Tonight Anthology Film Archives kicks off its “Crossdressing on Screen” series, guest curated by the legendary John “Lypsinka” Epperson, with a screening of both the 1995 feature documentary Wigstock: The Movie and the 1987 Tom Rubnitz short video of the same name. Lypsinka and Barry Shils, who directed the 1995 feature, will be present for the screening. 

Together, the two versions of Wigstock: The Movie chronicle the development of the drag festival from its grungier beginnings in Tompkins Square Park in the middle of the Reagan 80s to the enormous crowds of its Christopher Street Pier debut in the mid-90s.

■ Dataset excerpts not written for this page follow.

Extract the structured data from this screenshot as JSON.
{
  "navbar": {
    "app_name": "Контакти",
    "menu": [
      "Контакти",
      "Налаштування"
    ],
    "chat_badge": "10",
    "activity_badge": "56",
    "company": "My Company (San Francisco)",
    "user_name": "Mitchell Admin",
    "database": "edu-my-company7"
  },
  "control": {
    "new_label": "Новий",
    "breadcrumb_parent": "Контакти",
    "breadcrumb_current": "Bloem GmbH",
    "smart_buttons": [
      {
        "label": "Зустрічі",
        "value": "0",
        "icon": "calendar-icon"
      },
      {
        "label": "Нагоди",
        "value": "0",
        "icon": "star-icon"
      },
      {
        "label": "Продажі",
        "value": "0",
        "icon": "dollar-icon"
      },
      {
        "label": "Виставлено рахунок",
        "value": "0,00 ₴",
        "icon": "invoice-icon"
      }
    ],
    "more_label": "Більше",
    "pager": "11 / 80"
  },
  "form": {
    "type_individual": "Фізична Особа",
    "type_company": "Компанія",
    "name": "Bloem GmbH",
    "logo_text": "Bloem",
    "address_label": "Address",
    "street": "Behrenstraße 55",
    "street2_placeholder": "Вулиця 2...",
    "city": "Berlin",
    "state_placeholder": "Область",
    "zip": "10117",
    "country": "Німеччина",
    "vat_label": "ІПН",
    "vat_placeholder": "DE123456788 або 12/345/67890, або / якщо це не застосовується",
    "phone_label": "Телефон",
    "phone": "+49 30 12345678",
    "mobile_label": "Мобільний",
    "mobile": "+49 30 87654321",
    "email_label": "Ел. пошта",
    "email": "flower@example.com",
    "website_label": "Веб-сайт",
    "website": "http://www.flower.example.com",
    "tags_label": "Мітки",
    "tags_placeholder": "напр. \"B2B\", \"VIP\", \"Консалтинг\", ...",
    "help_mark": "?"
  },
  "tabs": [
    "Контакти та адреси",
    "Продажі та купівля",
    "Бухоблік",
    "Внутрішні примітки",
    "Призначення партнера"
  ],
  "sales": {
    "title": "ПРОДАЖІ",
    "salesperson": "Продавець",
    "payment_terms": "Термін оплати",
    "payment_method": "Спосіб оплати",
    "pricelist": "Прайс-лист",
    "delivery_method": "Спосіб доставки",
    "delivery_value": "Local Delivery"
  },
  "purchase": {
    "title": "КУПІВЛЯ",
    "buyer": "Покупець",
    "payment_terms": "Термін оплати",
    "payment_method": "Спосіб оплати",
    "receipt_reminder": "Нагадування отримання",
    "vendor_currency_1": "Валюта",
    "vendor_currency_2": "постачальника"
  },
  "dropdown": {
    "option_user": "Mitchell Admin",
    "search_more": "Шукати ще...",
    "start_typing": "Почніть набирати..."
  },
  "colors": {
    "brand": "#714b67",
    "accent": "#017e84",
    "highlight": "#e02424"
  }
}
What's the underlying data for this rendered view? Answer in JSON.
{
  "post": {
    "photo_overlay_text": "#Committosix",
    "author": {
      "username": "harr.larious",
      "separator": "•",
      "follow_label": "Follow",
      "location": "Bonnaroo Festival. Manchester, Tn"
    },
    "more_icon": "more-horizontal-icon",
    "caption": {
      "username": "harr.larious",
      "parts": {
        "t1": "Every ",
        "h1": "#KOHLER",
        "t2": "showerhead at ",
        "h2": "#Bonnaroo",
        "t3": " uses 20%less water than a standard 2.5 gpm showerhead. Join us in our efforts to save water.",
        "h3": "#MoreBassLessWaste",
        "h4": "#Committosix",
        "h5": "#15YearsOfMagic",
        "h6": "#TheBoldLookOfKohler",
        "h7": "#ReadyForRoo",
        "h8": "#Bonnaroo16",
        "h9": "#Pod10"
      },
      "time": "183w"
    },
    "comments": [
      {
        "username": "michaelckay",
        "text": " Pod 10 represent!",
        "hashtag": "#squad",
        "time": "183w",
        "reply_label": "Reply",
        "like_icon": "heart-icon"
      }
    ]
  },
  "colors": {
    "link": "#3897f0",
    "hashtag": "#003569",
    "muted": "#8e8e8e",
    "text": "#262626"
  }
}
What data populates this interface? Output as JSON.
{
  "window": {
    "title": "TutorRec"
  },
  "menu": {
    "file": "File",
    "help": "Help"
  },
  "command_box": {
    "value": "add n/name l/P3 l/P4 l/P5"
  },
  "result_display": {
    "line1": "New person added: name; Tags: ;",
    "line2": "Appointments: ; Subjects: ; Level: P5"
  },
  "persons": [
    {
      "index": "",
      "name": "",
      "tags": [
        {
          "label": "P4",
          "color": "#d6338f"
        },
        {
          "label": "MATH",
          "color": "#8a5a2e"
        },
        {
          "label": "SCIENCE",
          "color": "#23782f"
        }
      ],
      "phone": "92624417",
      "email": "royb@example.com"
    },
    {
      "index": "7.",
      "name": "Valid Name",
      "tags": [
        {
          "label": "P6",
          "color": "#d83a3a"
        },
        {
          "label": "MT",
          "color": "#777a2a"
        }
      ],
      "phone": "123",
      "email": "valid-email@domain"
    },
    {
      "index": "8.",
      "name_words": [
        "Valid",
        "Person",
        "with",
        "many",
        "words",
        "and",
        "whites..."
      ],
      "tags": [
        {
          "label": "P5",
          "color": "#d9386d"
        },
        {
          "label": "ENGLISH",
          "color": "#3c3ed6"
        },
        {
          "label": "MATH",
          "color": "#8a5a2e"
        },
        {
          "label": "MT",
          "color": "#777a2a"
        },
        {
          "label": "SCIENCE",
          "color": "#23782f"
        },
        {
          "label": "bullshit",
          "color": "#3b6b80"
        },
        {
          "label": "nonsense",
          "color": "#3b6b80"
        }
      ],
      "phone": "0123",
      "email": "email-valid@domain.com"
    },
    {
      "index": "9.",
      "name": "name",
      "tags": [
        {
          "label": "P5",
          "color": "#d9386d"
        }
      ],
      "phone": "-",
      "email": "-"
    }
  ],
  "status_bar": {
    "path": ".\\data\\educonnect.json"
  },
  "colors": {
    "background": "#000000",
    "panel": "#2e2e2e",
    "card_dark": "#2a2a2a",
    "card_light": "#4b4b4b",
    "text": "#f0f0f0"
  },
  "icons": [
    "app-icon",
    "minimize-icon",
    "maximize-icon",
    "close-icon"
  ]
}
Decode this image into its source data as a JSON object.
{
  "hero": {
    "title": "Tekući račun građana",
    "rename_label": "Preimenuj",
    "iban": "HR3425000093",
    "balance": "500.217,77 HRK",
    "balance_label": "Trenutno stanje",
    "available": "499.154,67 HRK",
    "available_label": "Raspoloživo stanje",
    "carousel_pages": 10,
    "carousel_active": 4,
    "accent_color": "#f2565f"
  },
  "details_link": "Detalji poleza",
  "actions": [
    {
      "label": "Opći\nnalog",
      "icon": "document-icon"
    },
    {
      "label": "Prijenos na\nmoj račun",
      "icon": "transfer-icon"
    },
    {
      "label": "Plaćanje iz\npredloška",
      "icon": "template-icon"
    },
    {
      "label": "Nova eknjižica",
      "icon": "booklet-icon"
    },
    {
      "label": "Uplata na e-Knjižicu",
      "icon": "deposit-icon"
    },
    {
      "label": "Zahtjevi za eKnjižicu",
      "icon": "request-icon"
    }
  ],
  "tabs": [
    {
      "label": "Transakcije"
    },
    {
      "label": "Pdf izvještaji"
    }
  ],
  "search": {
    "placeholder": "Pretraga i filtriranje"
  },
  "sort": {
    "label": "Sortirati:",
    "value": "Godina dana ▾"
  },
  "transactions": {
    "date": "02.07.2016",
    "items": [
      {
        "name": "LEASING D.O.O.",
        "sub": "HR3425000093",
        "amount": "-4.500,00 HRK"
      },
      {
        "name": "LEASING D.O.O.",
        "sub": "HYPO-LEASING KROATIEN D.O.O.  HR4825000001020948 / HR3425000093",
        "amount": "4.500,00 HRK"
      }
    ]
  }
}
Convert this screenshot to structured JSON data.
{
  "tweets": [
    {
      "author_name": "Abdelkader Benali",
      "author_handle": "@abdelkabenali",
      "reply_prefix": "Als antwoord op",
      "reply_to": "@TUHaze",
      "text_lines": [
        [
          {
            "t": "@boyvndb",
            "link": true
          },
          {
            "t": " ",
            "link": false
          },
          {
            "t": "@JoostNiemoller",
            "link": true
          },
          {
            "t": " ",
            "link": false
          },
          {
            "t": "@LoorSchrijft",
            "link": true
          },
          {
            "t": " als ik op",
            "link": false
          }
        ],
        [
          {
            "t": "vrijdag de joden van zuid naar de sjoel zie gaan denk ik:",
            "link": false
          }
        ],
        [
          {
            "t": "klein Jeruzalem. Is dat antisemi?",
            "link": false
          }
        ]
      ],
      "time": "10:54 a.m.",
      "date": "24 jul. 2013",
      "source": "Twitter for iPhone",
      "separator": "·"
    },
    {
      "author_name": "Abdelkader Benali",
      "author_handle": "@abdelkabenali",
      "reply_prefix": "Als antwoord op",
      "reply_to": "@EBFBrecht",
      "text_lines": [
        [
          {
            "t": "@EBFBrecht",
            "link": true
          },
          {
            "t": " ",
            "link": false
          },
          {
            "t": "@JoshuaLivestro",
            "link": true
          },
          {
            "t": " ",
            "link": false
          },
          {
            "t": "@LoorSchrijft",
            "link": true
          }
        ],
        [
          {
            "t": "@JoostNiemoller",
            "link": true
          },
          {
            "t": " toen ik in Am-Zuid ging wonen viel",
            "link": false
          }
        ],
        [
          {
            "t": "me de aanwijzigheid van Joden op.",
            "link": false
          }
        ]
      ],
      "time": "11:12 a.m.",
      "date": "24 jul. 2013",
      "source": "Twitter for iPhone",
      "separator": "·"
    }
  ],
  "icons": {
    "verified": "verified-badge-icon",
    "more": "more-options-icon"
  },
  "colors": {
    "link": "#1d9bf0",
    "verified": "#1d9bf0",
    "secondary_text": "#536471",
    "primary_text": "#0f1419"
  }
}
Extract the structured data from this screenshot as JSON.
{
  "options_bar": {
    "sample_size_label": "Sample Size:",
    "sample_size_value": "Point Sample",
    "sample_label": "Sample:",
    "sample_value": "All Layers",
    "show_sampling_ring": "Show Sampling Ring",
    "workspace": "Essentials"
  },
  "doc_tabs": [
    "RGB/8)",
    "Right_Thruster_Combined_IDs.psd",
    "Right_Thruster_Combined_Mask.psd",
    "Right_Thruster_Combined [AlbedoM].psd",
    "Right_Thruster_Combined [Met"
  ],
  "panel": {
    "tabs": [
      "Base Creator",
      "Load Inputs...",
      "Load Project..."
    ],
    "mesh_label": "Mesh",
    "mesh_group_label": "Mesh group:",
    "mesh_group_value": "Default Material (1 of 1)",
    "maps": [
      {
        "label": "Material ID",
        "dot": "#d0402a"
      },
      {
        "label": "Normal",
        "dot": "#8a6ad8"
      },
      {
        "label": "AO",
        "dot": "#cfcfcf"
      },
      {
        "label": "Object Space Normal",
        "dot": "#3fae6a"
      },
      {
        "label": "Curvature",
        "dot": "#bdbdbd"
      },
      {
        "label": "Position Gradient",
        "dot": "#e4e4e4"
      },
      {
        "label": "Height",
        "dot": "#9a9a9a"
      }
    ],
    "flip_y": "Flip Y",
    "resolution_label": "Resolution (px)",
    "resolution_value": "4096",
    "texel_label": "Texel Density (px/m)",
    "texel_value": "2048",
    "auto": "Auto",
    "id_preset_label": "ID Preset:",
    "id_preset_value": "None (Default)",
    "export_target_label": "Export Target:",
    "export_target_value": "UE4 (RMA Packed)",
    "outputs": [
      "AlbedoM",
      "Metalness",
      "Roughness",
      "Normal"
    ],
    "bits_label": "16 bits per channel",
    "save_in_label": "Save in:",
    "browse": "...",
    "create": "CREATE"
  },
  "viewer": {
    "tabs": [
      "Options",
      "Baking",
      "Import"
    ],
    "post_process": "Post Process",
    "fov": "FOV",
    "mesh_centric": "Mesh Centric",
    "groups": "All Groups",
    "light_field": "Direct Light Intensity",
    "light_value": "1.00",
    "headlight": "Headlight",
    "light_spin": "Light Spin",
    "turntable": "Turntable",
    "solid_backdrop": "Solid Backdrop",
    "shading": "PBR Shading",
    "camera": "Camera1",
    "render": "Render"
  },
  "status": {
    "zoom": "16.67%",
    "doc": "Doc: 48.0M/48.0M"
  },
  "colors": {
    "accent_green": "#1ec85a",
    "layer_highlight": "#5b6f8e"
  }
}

As legend has it, Wigstock was started in the spring of 1984 when a group of bored drag queens and performers from the Pyramid Club, led by Lady Bunny, crossed Avenue A to put on an impromptu drag festival in the Tompkins Square Park bandshell. Mixing footage shot at the second and third Wigstocks, in 1985 and 86, the Rubnitz short captures the festival in its humbler beginnings. The 1995 feature also (somewhat confusingly) mixes footage from two different festivals: hugely attended festivals held in the original Tompkins Square Park location in 1993 and at the Christopher Street Pier in 1994. 

“It’s the 90s, honey,” Lady Bunny says at one point in the 1995 feature, and this refrain is repeated by others throughout the film. “You know, it’s in to be gay in the 90s. … It’s a new day,” RuPaul optimistically proclaims from the stage. Change has come since Rubnitz shot his short video in the 80s. The crowds look a lot bigger. In the Rubnitz short, Lypsinka gives an impressive solo performance. In the Shils feature, she stages an intricately choreographed performance with an array of dancers. (She has even, by this point, been hired by Thierry Mugler to walk the runway at fashion shows, we are informed.) RuPaul, meanwhile, has entered the mainstream with “Supermodel of the World.” Released the same year as To Wong Foo, Thanks for Everything! Julie Newmar and a year after the crossover success of The Adventures of Priscilla, Queen of the Desert, the 1995 Wigstock: The Movie is the beneficiary of this increasing mainstream attention. 

At one point, Lady Bunny says of the Wigstock festival, “The daylight is no friend to the dragoon, that is for sure. But once a year we manage to brave the sun’s harsh rays … for our fans.” The Shils documentary performs a similar function. Most documentation of New York drag performance consists of dimly lit video shot in nightclubs. Many of these video documents are the work of brilliant artists, like Rubnitz or Charles Atlas, or video vérité master Nelson Sullivan. A large part of the charm and excitement of the 1995 Wigstock: The Movie, however, is that this is a mainstream concert film, released in theaters on 35mm and in video stores on VHS and, later, DVD. 

Not that the 90s are as sunshiny as all this would suggest. It is worth noting that when the Wigstock: The Movie feature was being filmed, the “AIDS cocktail” had not yet been developed. In the documentary, Joey Arias lists the many performers lost to AIDS, including Klaus Nomi, John Sex, and others. Honey Dijon also brings up the toll the AIDS crisis has had on the community, as well as the racism, sexism, and homophobia they face every day, and the difficulties for many in the community to simply make a living. That these brief interviews are folded into what is largely a traditional concert film, one that would be available in Blockbuster video stores around the country, seems significant. Candis Cayne, Chloe Dzubilo, and others give voice to trans activism in the 90s. (Dzubilo on gender binaries: “It’s ridiculous, it’s 1994.”) 

A fascinating document of a pivotal moment in queer performance and politics, the feature’s enduring appeal, however, lies in the gender binary-smashing performances it documents, including an infamous performance in which Leigh Bowery “gives birth” to his wife, Nicola Bateman, on stage and a stunning drag king turn from house diva Crystal Waters (her fake mustache falls off early in the performance) and back up dancers (including her choreographer Michael K. Williams, later known as Omar Little on “The Wire”).